Still, Twitter is not exactly a place to have a deep discussion of where these ideas come from, nor truly share what I think public libraries should do. So in this post I’d like to give a deeper answer to how I feel public libraries should respond to horrific acts like the attacks on Charlie Hebdo. I’d like to present three lessons I have learned.

The first lesson is to fight violence with information and understanding. On September 11th 2001 I was the director of the ERIC Clearinghouse on Information & Technology. I came in to work that day just after the first plane had hit the World Trade Center Towers. After the second plane crashed the entire clearinghouse staff gathered in my office with a TV watching the coverage. Horrified and a bit numb, I sent everyone home. This was a time to be with family.

Over the next week we met asking exactly the same question that Bredebieb asked: “What should we do?” At the time we ran a service called AskERIC that received hundreds of virtual reference questions each day plus a well trafficked website for educators. The answer we came up with was developing InfoGuides (think WebGuides/FAQs) on the attack that we updated as more was learned as well as other related topics. We posted them on the web and sent them out in email. The overwhelmingly viewed/used resource we develop was on Islam.

What I took away from that episode was that in the wake of tragedy, people look for understanding and knowledge of the unknown. So librarians need to inform their communities through FAQs, an archive of media coverage to create an accurate memory of the event, and lots of opportunities for interaction between cultures, races, and ideas.

The next lesson I have to offer I learned from the libraries serving Ferguson Missouri during the racial unrest this past year: help the community develop their own narrative. During riots and violence in Ferguson the public libraries (Ferguson Public Library and Saint Louis Country Public Library) not only stayed open and provided a safe place for children and citizens, it offered up an alternative narrative to violence. While much of the media focused on police versus the black community, the libraries took to social media, traditional media, and even signage outside the buildings talking about Ferguson as a family.

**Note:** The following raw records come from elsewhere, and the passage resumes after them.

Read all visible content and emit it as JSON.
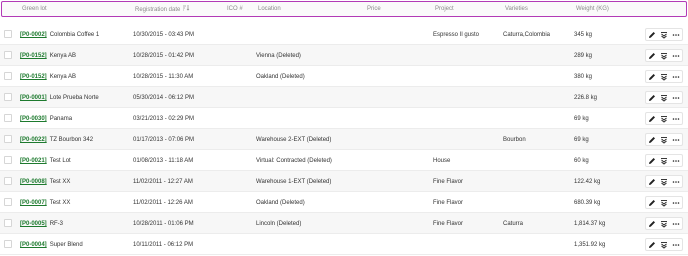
{
  "columns": {
    "green_lot": "Green lot",
    "registration_date": "Registration date",
    "ico": "ICO #",
    "location": "Location",
    "price": "Price",
    "project": "Project",
    "varieties": "Varieties",
    "weight": "Weight (KG)"
  },
  "icons": {
    "sort": "sort-icon",
    "edit": "pencil-icon",
    "transfer": "double-chevron-down-icon",
    "more": "ellipsis-icon"
  },
  "colors": {
    "accent": "#b23bb6",
    "link": "#1d7a2e"
  },
  "rows": [
    {
      "code": "[P0-0002]",
      "name": "Colombia Coffee 1",
      "date": "10/30/2015 - 03:43 PM",
      "ico": "",
      "location": "",
      "price": "",
      "project": "Espresso Il gusto",
      "varieties": "Caturra,Colombia",
      "weight": "345 kg"
    },
    {
      "code": "[P0-0152]",
      "name": "Kenya AB",
      "date": "10/28/2015 - 01:42 PM",
      "ico": "",
      "location": "Vienna (Deleted)",
      "price": "",
      "project": "",
      "varieties": "",
      "weight": "289 kg"
    },
    {
      "code": "[P0-0152]",
      "name": "Kenya AB",
      "date": "10/28/2015 - 11:30 AM",
      "ico": "",
      "location": "Oakland (Deleted)",
      "price": "",
      "project": "",
      "varieties": "",
      "weight": "380 kg"
    },
    {
      "code": "[P0-0001]",
      "name": "Lote Prueba Norte",
      "date": "05/30/2014 - 06:12 PM",
      "ico": "",
      "location": "",
      "price": "",
      "project": "",
      "varieties": "",
      "weight": "226.8 kg"
    },
    {
      "code": "[P0-0030]",
      "name": "Panama",
      "date": "03/21/2013 - 02:29 PM",
      "ico": "",
      "location": "",
      "price": "",
      "project": "",
      "varieties": "",
      "weight": "69 kg"
    },
    {
      "code": "[P0-0022]",
      "name": "TZ Bourbon 342",
      "date": "01/17/2013 - 07:06 PM",
      "ico": "",
      "location": "Warehouse 2-EXT (Deleted)",
      "price": "",
      "project": "",
      "varieties": "Bourbon",
      "weight": "69 kg"
    },
    {
      "code": "[P0-0021]",
      "name": "Test Lot",
      "date": "01/08/2013 - 11:18 AM",
      "ico": "",
      "location": "Virtual: Contracted (Deleted)",
      "price": "",
      "project": "House",
      "varieties": "",
      "weight": "60 kg"
    },
    {
      "code": "[P0-0008]",
      "name": "Test XX",
      "date": "11/02/2011 - 12:27 AM",
      "ico": "",
      "location": "Warehouse 1-EXT (Deleted)",
      "price": "",
      "project": "Fine Flavor",
      "varieties": "",
      "weight": "122.42 kg"
    },
    {
      "code": "[P0-0007]",
      "name": "Test XX",
      "date": "11/02/2011 - 12:26 AM",
      "ico": "",
      "location": "Oakland (Deleted)",
      "price": "",
      "project": "Fine Flavor",
      "varieties": "",
      "weight": "680.39 kg"
    },
    {
      "code": "[P0-0005]",
      "name": "RF-3",
      "date": "10/28/2011 - 01:06 PM",
      "ico": "",
      "location": "Lincoln (Deleted)",
      "price": "",
      "project": "Fine Flavor",
      "varieties": "Caturra",
      "weight": "1,814.37 kg"
    },
    {
      "code": "[P0-0004]",
      "name": "Super Blend",
      "date": "10/11/2011 - 06:12 PM",
      "ico": "",
      "location": "",
      "price": "",
      "project": "",
      "varieties": "",
      "weight": "1,351.92 kg"
    }
  ]
}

They highlighted how with the schools closed, educators, children and parents came together to create their own ad hoc school among the stacks and shelves of the libraries. Rather than allowing their community to be solely painted as angry black mobs fighting a militarized police, the libraries showed Ferguson to be a place of multiple races coming together around children, learning, and a desire for a better future.

The libraries did not diminish the conflict, nor ignore systemic racism. Yet the libraries did not close, and did not retreat. The libraries – no, the librarians did something and showed the world that Ferguson is not so different from Syracuse, or Seattle, or communities across the country…and that like those communities, they are more than the headlines. They humanized a narrative.

What I took away from Ferguson was that libraries not only provide a constructive space; they add depth of understanding to the world. Give the community a chance to breathe, morn, reflect, and then act and speak.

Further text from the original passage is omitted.